Our study found that OS, disease control rate, and PFS are the most important attributes for NSCLC patients in China when selecting anticancer drug treatments. Heterogeneity in cost preferences was observed, but these subgroup patterns should be interpreted as exploratory given the sample size. Overall, the findings provide patient-centered evidence on treatment priorities that can support shared decision-making and the development of patient-centered communication and care pathways.

Abbreviations

NSCLC, Non-small cell lung cancer; BWS-1, Best–Worst Scaling object‐case; CLM, conditional logit model; OS, overall survival; PFS, progression-free survival; DCE, discrete choice experiments.

Data Sharing Statement

The raw datasets generated during this study can be obtained from the corresponding author, Yingyao Chen, upon reasonable request.

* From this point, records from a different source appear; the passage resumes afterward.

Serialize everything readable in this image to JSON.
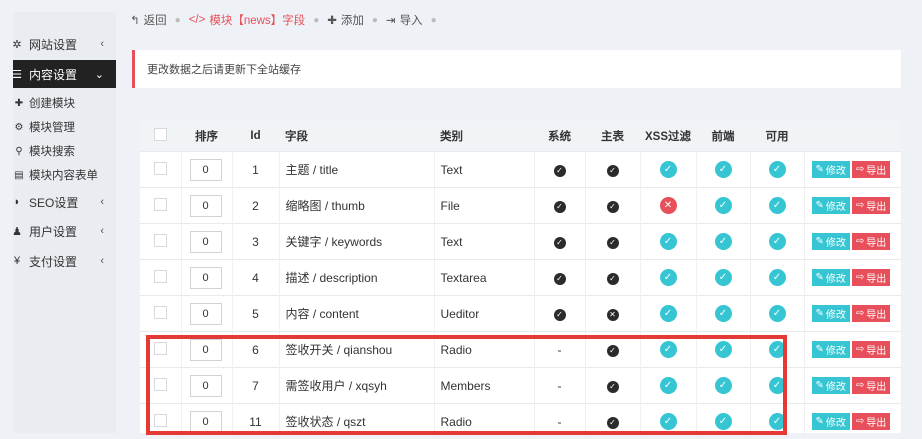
{
  "sidebar": {
    "items": [
      {
        "label": "网站设置",
        "icon": "gear-icon",
        "has_arrow": true
      },
      {
        "label": "内容设置",
        "icon": "list-icon",
        "has_arrow": true,
        "active": true
      },
      {
        "label": "SEO设置",
        "icon": "seo-icon",
        "has_arrow": true
      },
      {
        "label": "用户设置",
        "icon": "user-icon",
        "has_arrow": true
      },
      {
        "label": "支付设置",
        "icon": "yen-icon",
        "has_arrow": true
      }
    ],
    "subitems": [
      {
        "label": "创建模块",
        "icon": "plus-icon"
      },
      {
        "label": "模块管理",
        "icon": "cogs-icon"
      },
      {
        "label": "模块搜索",
        "icon": "search-icon"
      },
      {
        "label": "模块内容表单",
        "icon": "table-icon"
      }
    ]
  },
  "breadcrumb": {
    "back": "返回",
    "current": "模块【news】字段",
    "add": "添加",
    "import": "导入"
  },
  "notice": "更改数据之后请更新下全站缓存",
  "table": {
    "headers": [
      "",
      "排序",
      "Id",
      "字段",
      "类别",
      "系统",
      "主表",
      "XSS过滤",
      "前端",
      "可用",
      ""
    ],
    "rows": [
      {
        "order": "0",
        "id": "1",
        "field": "主题 / title",
        "type": "Text",
        "system": "check",
        "main": "check",
        "xss": "check",
        "front": "check",
        "enabled": "check"
      },
      {
        "order": "0",
        "id": "2",
        "field": "缩略图 / thumb",
        "type": "File",
        "system": "check",
        "main": "check",
        "xss": "cross",
        "front": "check",
        "enabled": "check"
      },
      {
        "order": "0",
        "id": "3",
        "field": "关键字 / keywords",
        "type": "Text",
        "system": "check",
        "main": "check",
        "xss": "check",
        "front": "check",
        "enabled": "check"
      },
      {
        "order": "0",
        "id": "4",
        "field": "描述 / description",
        "type": "Textarea",
        "system": "check",
        "main": "check",
        "xss": "check",
        "front": "check",
        "enabled": "check"
      },
      {
        "order": "0",
        "id": "5",
        "field": "内容 / content",
        "type": "Ueditor",
        "system": "check",
        "main": "cross",
        "xss": "check",
        "front": "check",
        "enabled": "check"
      },
      {
        "order": "0",
        "id": "6",
        "field": "签收开关 / qianshou",
        "type": "Radio",
        "system": "-",
        "main": "check",
        "xss": "check",
        "front": "check",
        "enabled": "check"
      },
      {
        "order": "0",
        "id": "7",
        "field": "需签收用户 / xqsyh",
        "type": "Members",
        "system": "-",
        "main": "check",
        "xss": "check",
        "front": "check",
        "enabled": "check"
      },
      {
        "order": "0",
        "id": "11",
        "field": "签收状态 / qszt",
        "type": "Radio",
        "system": "-",
        "main": "check",
        "xss": "check",
        "front": "check",
        "enabled": "check"
      }
    ],
    "edit_label": "修改",
    "export_label": "导出"
  }
}
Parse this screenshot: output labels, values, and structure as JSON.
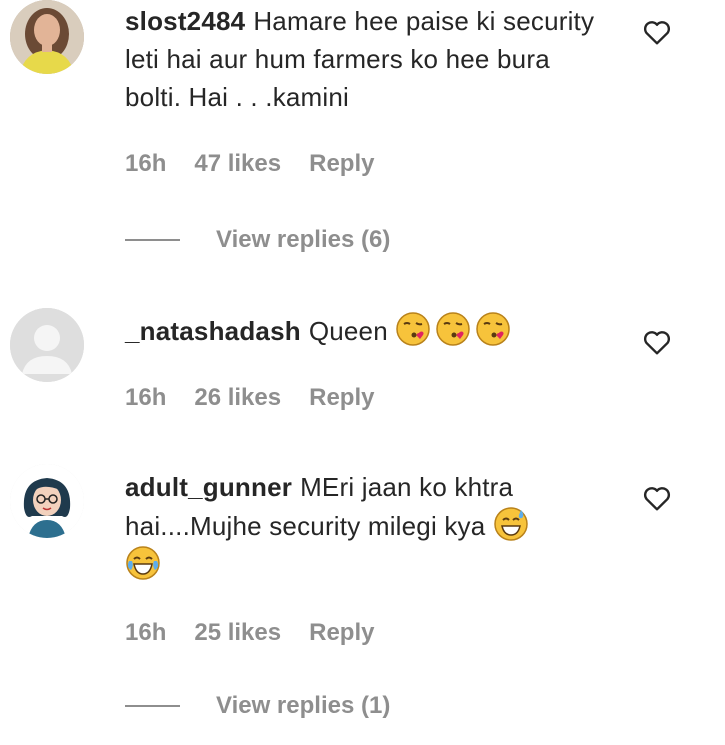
{
  "comments": [
    {
      "username": "slost2484",
      "text": "Hamare hee paise ki security leti hai aur hum farmers ko hee bura bolti. Hai . . .kamini",
      "time": "16h",
      "likes": "47 likes",
      "reply": "Reply",
      "view_replies": "View replies (6)",
      "avatar": "profile-photo"
    },
    {
      "username": "_natashadash",
      "text": "Queen",
      "emojis": [
        "face-blowing-kiss",
        "face-blowing-kiss",
        "face-blowing-kiss"
      ],
      "time": "16h",
      "likes": "26 likes",
      "reply": "Reply",
      "avatar": "default-avatar"
    },
    {
      "username": "adult_gunner",
      "text": "MEri jaan ko khtra hai....Mujhe security milegi kya",
      "emojis": [
        "grinning-face-with-sweat",
        "face-with-tears-of-joy"
      ],
      "time": "16h",
      "likes": "25 likes",
      "reply": "Reply",
      "view_replies": "View replies (1)",
      "avatar": "cartoon-avatar"
    }
  ],
  "colors": {
    "text": "#262626",
    "secondary": "#8e8e8e",
    "background": "#ffffff"
  },
  "icons": {
    "like": "heart-outline-icon"
  }
}
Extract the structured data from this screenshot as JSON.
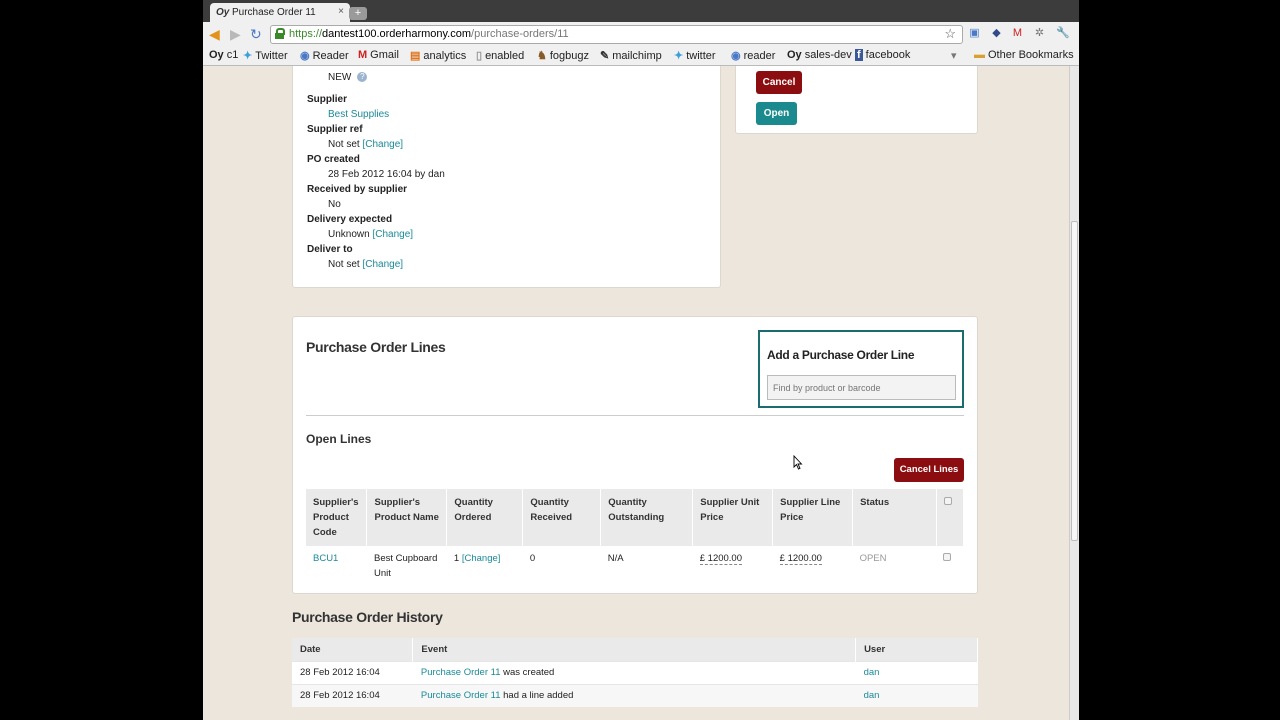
{
  "tab": {
    "title": "Purchase Order 11",
    "favicon": "oh-favicon",
    "close": "×",
    "new_tab": "+"
  },
  "toolbar": {
    "url_scheme": "https://",
    "url_host": "dantest100.orderharmony.com",
    "url_path": "/purchase-orders/11"
  },
  "bookmarks": [
    {
      "icon": "oh-favicon",
      "glyph": "Oy",
      "label": "c1"
    },
    {
      "icon": "twitter-icon",
      "glyph": "✦",
      "label": "Twitter"
    },
    {
      "icon": "reader-icon",
      "glyph": "◉",
      "label": "Reader"
    },
    {
      "icon": "gmail-icon",
      "glyph": "M",
      "label": "Gmail"
    },
    {
      "icon": "analytics-icon",
      "glyph": "▤",
      "label": "analytics"
    },
    {
      "icon": "page-icon",
      "glyph": "▯",
      "label": "enabled"
    },
    {
      "icon": "fogbugz-icon",
      "glyph": "♞",
      "label": "fogbugz"
    },
    {
      "icon": "mailchimp-icon",
      "glyph": "✎",
      "label": "mailchimp"
    },
    {
      "icon": "twitter-icon",
      "glyph": "✦",
      "label": "twitter"
    },
    {
      "icon": "reader-icon",
      "glyph": "◉",
      "label": "reader"
    },
    {
      "icon": "oh-favicon",
      "glyph": "Oy",
      "label": "sales-dev"
    },
    {
      "icon": "facebook-icon",
      "glyph": "f",
      "label": "facebook"
    }
  ],
  "bookmarks_other": "Other Bookmarks",
  "details": {
    "status_value": "NEW",
    "supplier_label": "Supplier",
    "supplier_value": "Best Supplies",
    "supplier_ref_label": "Supplier ref",
    "supplier_ref_value": "Not set",
    "change": "[Change]",
    "po_created_label": "PO created",
    "po_created_value": "28 Feb 2012 16:04 by dan",
    "received_label": "Received by supplier",
    "received_value": "No",
    "delivery_label": "Delivery expected",
    "delivery_value": "Unknown",
    "deliver_to_label": "Deliver to",
    "deliver_to_value": "Not set"
  },
  "actions": {
    "cancel": "Cancel",
    "open": "Open"
  },
  "lines_section": {
    "title": "Purchase Order Lines",
    "add_title": "Add a Purchase Order Line",
    "add_placeholder": "Find by product or barcode",
    "open_lines_title": "Open Lines",
    "cancel_lines": "Cancel Lines",
    "headers": [
      "Supplier's Product Code",
      "Supplier's Product Name",
      "Quantity Ordered",
      "Quantity Received",
      "Quantity Outstanding",
      "Supplier Unit Price",
      "Supplier Line Price",
      "Status"
    ],
    "rows": [
      {
        "code": "BCU1",
        "name": "Best Cupboard Unit",
        "ordered": "1",
        "received": "0",
        "outstanding": "N/A",
        "unit_price": "£ 1200.00",
        "line_price": "£ 1200.00",
        "status": "OPEN"
      }
    ]
  },
  "history": {
    "title": "Purchase Order History",
    "headers": [
      "Date",
      "Event",
      "User"
    ],
    "rows": [
      {
        "date": "28 Feb 2012 16:04",
        "event_link": "Purchase Order 11",
        "event_text": " was created",
        "user": "dan"
      },
      {
        "date": "28 Feb 2012 16:04",
        "event_link": "Purchase Order 11",
        "event_text": " had a line added",
        "user": "dan"
      }
    ]
  },
  "colors": {
    "brand_red": "#8c0d10",
    "brand_teal": "#1a8a8e",
    "link": "#1a8a9a",
    "page_bg": "#ece6dc"
  }
}
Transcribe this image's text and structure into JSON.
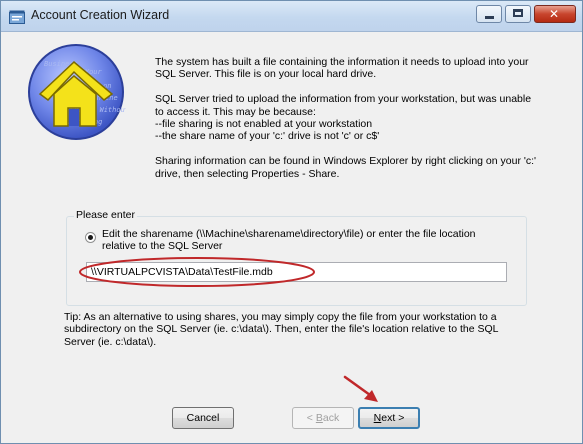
{
  "window": {
    "title": "Account Creation Wizard",
    "title_icon": "wizard-app-icon",
    "controls": [
      "minimize-icon",
      "maximize-icon",
      "close-icon"
    ]
  },
  "logo": {
    "icon": "house-logo-icon",
    "watermark_lines": [
      "Business",
      "For Your",
      "work on",
      "with the",
      "Server Without",
      "Eliminating"
    ]
  },
  "intro": {
    "p1": [
      "The system has built a file containing the information it needs to upload into your",
      "SQL Server.  This file is on your local hard drive."
    ],
    "p2": [
      "SQL Server tried to upload the information from your workstation, but was unable",
      "to access it.  This may be because:",
      " --file sharing is not enabled at your workstation",
      " --the share name of your 'c:' drive is not 'c' or c$'"
    ],
    "p3": [
      "Sharing information can be found in Windows Explorer by right clicking on your 'c:'",
      "drive, then selecting Properties - Share."
    ]
  },
  "group": {
    "label": "Please enter",
    "radio_text": [
      "Edit the sharename (\\\\Machine\\sharename\\directory\\file) or enter the file location",
      "relative to the SQL Server"
    ],
    "radio_checked": true,
    "path_value": "\\\\VIRTUALPCVISTA\\Data\\TestFile.mdb"
  },
  "tip": [
    "Tip: As an alternative to using shares, you may simply copy the file from your workstation to a",
    "subdirectory on the SQL Server (ie. c:\\data\\). Then, enter the file's location relative to the SQL",
    "Server (ie. c:\\data\\)."
  ],
  "buttons": {
    "cancel": "Cancel",
    "back_prefix": "< ",
    "back_accel": "B",
    "back_rest": "ack",
    "back_enabled": false,
    "next_accel": "N",
    "next_rest": "ext >"
  },
  "colors": {
    "annotation_red": "#c0282a",
    "focus_blue": "#3c7fb1"
  }
}
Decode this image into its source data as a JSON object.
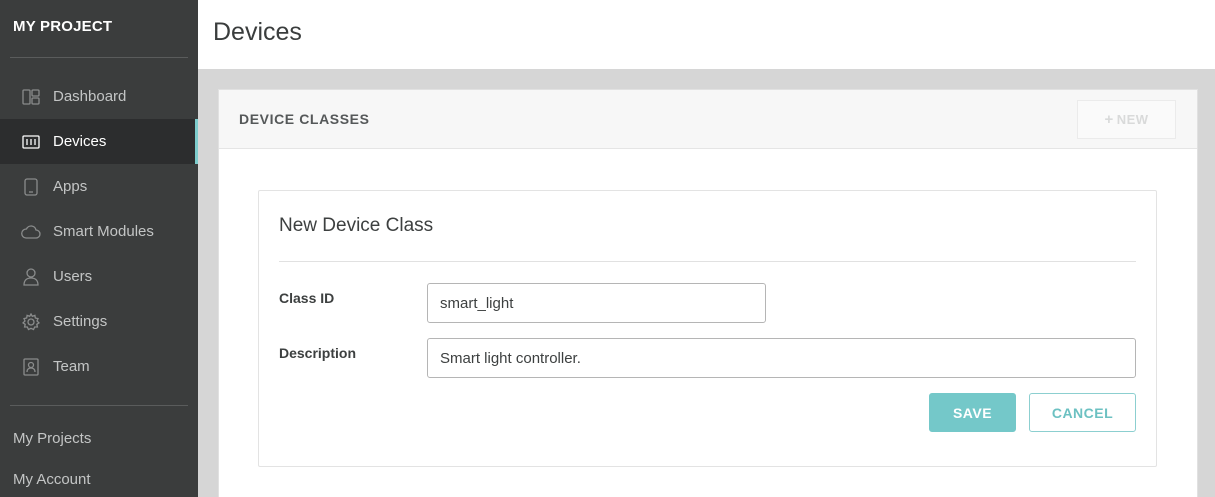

Ethics Approval and Informed Consent

This study was approved by the School of Public Health, Fudan University (IRB# 2021-07-0911). All participants provided written informed consent prior to enrollment.

Consent for Publication

All authors have read and approved the final version.

Acknowledgments

We sincerely thank all patients who participated in this survey and the clinical staff at Hainan Cancer Hospital for their valuable support during data collection. We also thank the research teams from Fudan University and Hainan Medical University for their assistance in field coordination and data management.

Author Contributions

All authors made a significant contribution to the work reported, whether that is in the conception, study design, execution, acquisition of data, analysis and interpretation, or in all these areas; took part in drafting, revising or critically reviewing the article; gave final approval of the version to be published; have agreed on the journal to which the article has been submitted; and agree to be accountable for all aspects of the work.

Funding

This work was supported by the National Natural Science Foundation of China (Grant No. 72074047).

Disclosure

The authors declare that they have no commercial or financial relationships that could be construed as a potential conflict of interest.